Genes encoding enzymes that detoxify mycotoxins will be overexpressed and their enzymatic activities will be studied. The project will be supported by Ruth Pilot. (Screening for new active microbial strains is not intended in this project.)
Techniques: Heterologous gene expression, purification of recombinant proteins, enzymatic assays with TLC or HPLC.
Raana Dastjerdi in our lab found out that certain weeds are heavily colonized with Fusarium spp. Amaranthus, which is grown for organic markets, is one of these weeds. The goal is to study how Fusarium spp. infect the plant and which role mycotoxin play in this process.
Techniques: Plant inoculation, qPCR, mycotoxin analysis.
Free-living nematode Aphelenchoides saprophilus feeds on fungi.

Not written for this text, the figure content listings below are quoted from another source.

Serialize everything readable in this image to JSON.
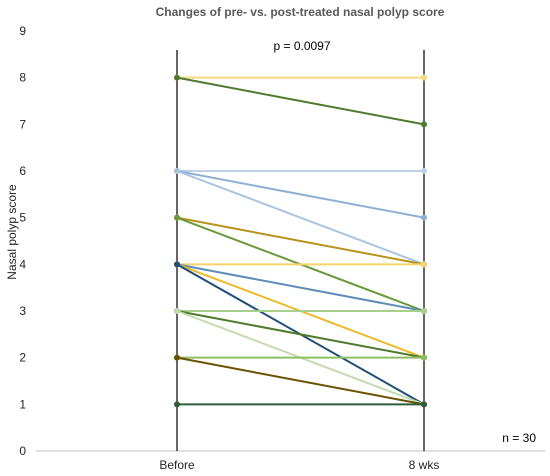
{
  "chart_data": {
    "type": "line",
    "title": "Changes of pre- vs. post-treated nasal polyp score",
    "ylabel": "Nasal polyp score",
    "xlabel": "",
    "categories": [
      "Before",
      "8 wks"
    ],
    "ylim": [
      0,
      9
    ],
    "yticks": [
      "0",
      "1",
      "2",
      "3",
      "4",
      "5",
      "6",
      "7",
      "8",
      "9"
    ],
    "annotations": {
      "p_value": "p = 0.0097",
      "n": "n = 30"
    },
    "series": [
      {
        "values": [
          8,
          8
        ],
        "color": "#F6D87E"
      },
      {
        "values": [
          8,
          7
        ],
        "color": "#4E7A2E"
      },
      {
        "values": [
          6,
          6
        ],
        "color": "#BDD0E8"
      },
      {
        "values": [
          6,
          5
        ],
        "color": "#8FB0D6"
      },
      {
        "values": [
          6,
          4
        ],
        "color": "#A9C4E0"
      },
      {
        "values": [
          5,
          4
        ],
        "color": "#B8921A"
      },
      {
        "values": [
          5,
          3
        ],
        "color": "#6A9A3A"
      },
      {
        "values": [
          4,
          4
        ],
        "color": "#F3D36B"
      },
      {
        "values": [
          4,
          3
        ],
        "color": "#5F8DBA"
      },
      {
        "values": [
          4,
          2
        ],
        "color": "#EDBA2B"
      },
      {
        "values": [
          4,
          1
        ],
        "color": "#1F4E79"
      },
      {
        "values": [
          3,
          3
        ],
        "color": "#A8D08D"
      },
      {
        "values": [
          3,
          2
        ],
        "color": "#4E7A2E"
      },
      {
        "values": [
          3,
          1
        ],
        "color": "#C4DBAE"
      },
      {
        "values": [
          2,
          2
        ],
        "color": "#8CBF63"
      },
      {
        "values": [
          2,
          1
        ],
        "color": "#6B5200"
      },
      {
        "values": [
          1,
          1
        ],
        "color": "#2F5C3A"
      }
    ]
  }
}
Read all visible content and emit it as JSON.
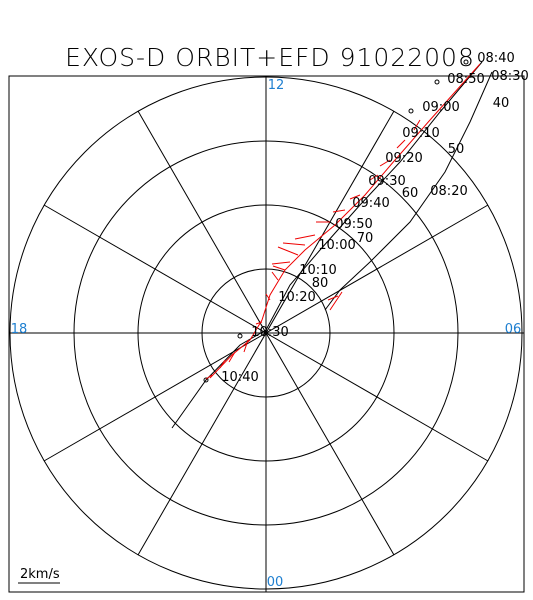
{
  "header": {
    "title": "EXOS-D ORBIT+EFD 91022008"
  },
  "hour_labels": {
    "top": "12",
    "left": "18",
    "right": "06",
    "bottom": "00"
  },
  "time_labels": [
    "08:30",
    "08:40",
    "08:50",
    "09:00",
    "09:10",
    "09:20",
    "09:30",
    "09:40",
    "09:50",
    "10:00",
    "10:10",
    "10:20",
    "10:30",
    "10:40",
    "08:20"
  ],
  "latitude_labels": [
    "40",
    "50",
    "60",
    "70",
    "80"
  ],
  "scale_label": "2km/s"
}
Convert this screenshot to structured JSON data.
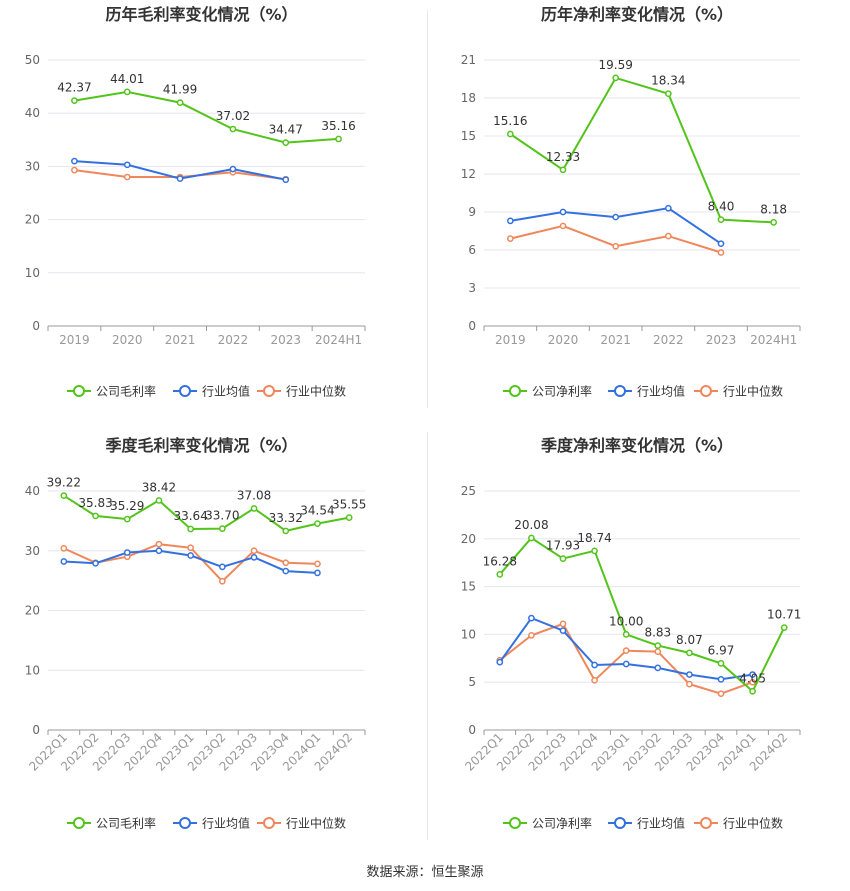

Certain mycotoxins may protect fungi from predation. The task is to study ecological role of mycotoxins in the protection of fungi against nematodes or (by interest) other soil invertebrates. This project was initiated by Marie Reuther.
Techniques: Nematological methods, qPCR, mycotoxin analysis.
Interesting secondary metabolites of B. cinerea have been identified in collaboration with TU Kaiserslautern by metabolic profiling. The task is to purify these metabolites and study their biological activities. The work may involve genetically engineered Botrytis strains, the project is supported by Kuang Yi.
Techniques: Purification of natural products by flash chromatography, preparative HPLC and TLC; bioassays.
Secondary metabolites play key roles in interactions among fungi such as competition and mycoparasitism. The goal is to study fungal fitness in mixed cultures involving genetically engineered strains with modified abilities to synthesize and/or inactivate mycotoxins.
Techniques: Microbial techniques, DNA-based techniques for biomass analysis.